I am completely new to arduino boards and electronics in general. I am trying to learn as much as I can so I can eventually use arduinos to build a flight sim.
My question for today is: can I use a 120v 20amp toggle switch to turn an led on and off? I am using an arduino uno and the leds have their own resistors wired in. If I cant use those switches, what specs can I use safely? Thanks for your help.
Yes, a switch is a switch, unless you still have it wired to 120V as well, in which case, POOF!
I assume you just don't have a more appropriate switch available.
Just make sure it isn't a more unusual 120V switch, like one with a built-in illumination.
Most switches have specifications just like most quality LEDs have specifications. Here is a snippet from your LED link.
Details: **ITEM Size (mm): 5mm; ** Wire Length: 21MM; **Forward Voltage (V): 12VDC; **Forward Current (mA): 20mA; **White Color MCD: 16000-20000 MCD
FWD Voltage 12 VDC
FWD Current 20 mADC
Not much so about any switch will work just fine. However out of the box your LEDs you linked to are designed around 12 VDC operation based on their series resistors. So what's the plan for driving your 12 volt LEDs?
arduino uno; needs 22 ga wires poked into the female pin locations. Wire that wire to the screw terminal. Other screw terminal gets a common wire for all switches. That common comes back to Arduino ground. Use "INPUT_PULLUP" when configuring the inputs. Current is negligible. The three-terminal switches, you'll want a wire from top and bottom to separate inputs, and run the common across the center terminals, again to GND.
In your code, the inputs will all show as LOW, or 0, when the switch is closed/pressed.
HTH
I did it! kinda. For some reason when my switch is in the ON position, the LED will turn off, and with the switch in the OFF position, the LED will turn on. I tried reversing my button state in my code, but all that does is dim the light instead of turning it all the way off when the switch is in the OFF position. Any ideas?
code:
// constants won't change. They're used here to set pin numbers:
const int buttonPin = 2; // the number of the pushbutton pin
const int ledPin = 7; // the number of the LED pin
// variables will change:
int buttonState = 0; // variable for reading the pushbutton status
void setup() {
// initialize the LED pin as an output:
pinMode(ledPin, OUTPUT);
// initialize the pushbutton pin as an input:
pinMode(buttonPin, INPUT);
}
void loop() {
// read the state of the pushbutton value:
buttonState = digitalRead(buttonPin);
// check if the pushbutton is pressed. If it is, the buttonState is HIGH:
if (buttonState == LOW
) {
// turn LED on:
digitalWrite(ledPin, HIGH);
} else {
// turn LED off:
digitalWrite(ledPin, LOW
);
}
}
Nope. Please follow posting guidelines for code. And, I presume then you've wired your 12V LEDs to the Arduino outputs, but are only powering the LEDs with 5V? Or connecting them from output to ground? A schematic would be really useful at this point.
Ahh, so simple LED and resistor now, no 12 V devices.
Your LED is on when the output is high, but your input is wired so that when the switch is closed, your signal is LOW. So, of course, when your switch is closed the LED is off. Simple. Invert the button reading.
See, I tried that. I changed by buttonstate to HIGH and then changed it to LOW. When its in LOW, it works, but the LED doesnt turn all the way off, it just dims. Or am I understanding you wrong?
With this code, LED comes on with switch in OFF position.

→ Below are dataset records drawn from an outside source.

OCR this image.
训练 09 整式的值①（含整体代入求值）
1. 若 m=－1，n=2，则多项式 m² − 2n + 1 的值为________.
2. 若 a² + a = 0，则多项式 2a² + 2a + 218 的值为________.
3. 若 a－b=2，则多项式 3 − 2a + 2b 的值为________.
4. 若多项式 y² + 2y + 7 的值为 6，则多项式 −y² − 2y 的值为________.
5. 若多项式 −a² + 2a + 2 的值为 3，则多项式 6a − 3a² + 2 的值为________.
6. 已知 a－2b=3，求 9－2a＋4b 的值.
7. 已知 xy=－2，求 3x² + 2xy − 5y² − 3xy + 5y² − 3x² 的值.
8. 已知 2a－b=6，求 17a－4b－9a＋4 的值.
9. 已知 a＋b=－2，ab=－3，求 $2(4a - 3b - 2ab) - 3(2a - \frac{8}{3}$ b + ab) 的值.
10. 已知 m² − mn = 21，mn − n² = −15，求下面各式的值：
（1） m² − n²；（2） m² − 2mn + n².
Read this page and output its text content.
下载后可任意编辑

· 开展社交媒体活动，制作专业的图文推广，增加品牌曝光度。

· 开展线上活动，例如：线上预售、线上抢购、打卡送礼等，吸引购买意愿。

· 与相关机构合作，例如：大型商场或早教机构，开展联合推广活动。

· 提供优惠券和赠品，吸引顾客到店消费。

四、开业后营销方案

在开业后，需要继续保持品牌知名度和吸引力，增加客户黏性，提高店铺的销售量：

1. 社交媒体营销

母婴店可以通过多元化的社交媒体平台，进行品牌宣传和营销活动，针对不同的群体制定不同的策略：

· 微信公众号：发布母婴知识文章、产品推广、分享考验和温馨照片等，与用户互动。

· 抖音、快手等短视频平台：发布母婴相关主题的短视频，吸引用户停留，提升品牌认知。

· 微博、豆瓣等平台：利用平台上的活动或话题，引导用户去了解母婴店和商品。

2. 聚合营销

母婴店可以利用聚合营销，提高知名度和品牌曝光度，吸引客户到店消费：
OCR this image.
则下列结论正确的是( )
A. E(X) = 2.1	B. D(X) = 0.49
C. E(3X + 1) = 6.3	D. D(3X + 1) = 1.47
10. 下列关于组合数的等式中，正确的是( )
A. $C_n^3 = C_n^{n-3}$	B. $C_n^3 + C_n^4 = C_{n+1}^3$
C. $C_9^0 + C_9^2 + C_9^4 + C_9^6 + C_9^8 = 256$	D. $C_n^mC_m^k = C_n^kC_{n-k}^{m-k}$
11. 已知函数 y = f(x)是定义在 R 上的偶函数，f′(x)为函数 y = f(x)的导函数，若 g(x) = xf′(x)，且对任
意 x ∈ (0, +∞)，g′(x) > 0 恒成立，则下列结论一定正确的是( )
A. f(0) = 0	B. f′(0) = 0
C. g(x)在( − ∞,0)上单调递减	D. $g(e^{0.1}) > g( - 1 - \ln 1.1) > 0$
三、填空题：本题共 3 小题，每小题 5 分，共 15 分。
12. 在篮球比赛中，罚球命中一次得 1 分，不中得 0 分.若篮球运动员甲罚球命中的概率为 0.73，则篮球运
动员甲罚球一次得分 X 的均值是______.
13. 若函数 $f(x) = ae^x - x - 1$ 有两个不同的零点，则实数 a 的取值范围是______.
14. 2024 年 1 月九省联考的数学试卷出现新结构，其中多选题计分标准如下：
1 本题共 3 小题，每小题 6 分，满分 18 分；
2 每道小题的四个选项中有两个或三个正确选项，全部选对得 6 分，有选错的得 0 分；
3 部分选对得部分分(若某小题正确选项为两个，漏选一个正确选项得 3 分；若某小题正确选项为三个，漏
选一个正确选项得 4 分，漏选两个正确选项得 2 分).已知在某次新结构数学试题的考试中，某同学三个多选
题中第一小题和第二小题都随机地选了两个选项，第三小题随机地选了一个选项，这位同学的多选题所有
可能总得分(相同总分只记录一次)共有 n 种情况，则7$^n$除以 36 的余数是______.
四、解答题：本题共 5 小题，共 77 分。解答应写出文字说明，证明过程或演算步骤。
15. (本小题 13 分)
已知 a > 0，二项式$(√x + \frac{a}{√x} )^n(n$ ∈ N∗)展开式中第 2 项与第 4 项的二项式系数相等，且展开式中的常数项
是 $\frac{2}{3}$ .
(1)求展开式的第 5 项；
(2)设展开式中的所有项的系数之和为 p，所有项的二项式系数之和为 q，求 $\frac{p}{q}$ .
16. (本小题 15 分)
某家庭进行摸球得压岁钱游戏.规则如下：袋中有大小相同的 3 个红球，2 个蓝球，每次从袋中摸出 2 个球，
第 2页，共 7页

If I swap line 47 with LOW and line 48 with HIGH, the led comes on with switch in ON position, but in the OFF position, it dims rather than going all of the way off. Same if i just try to change the button state.
OK, maybe you've got something going on that is subtle.
Please learn how to post code. I have squinted at your screen shot as much as I can tolerate, and I am not going to type in that sketch to test it myself.
Use the IDE Autoformat tool to fix up you formatting.
Next use the IDE Copy for Forum tool on the sketch.
Then come here and post it in your next contribution to this thread.
At which point maybe I'll look harder.
Am I too lazy to figure how you've wired this, or have you posted a schematic showing?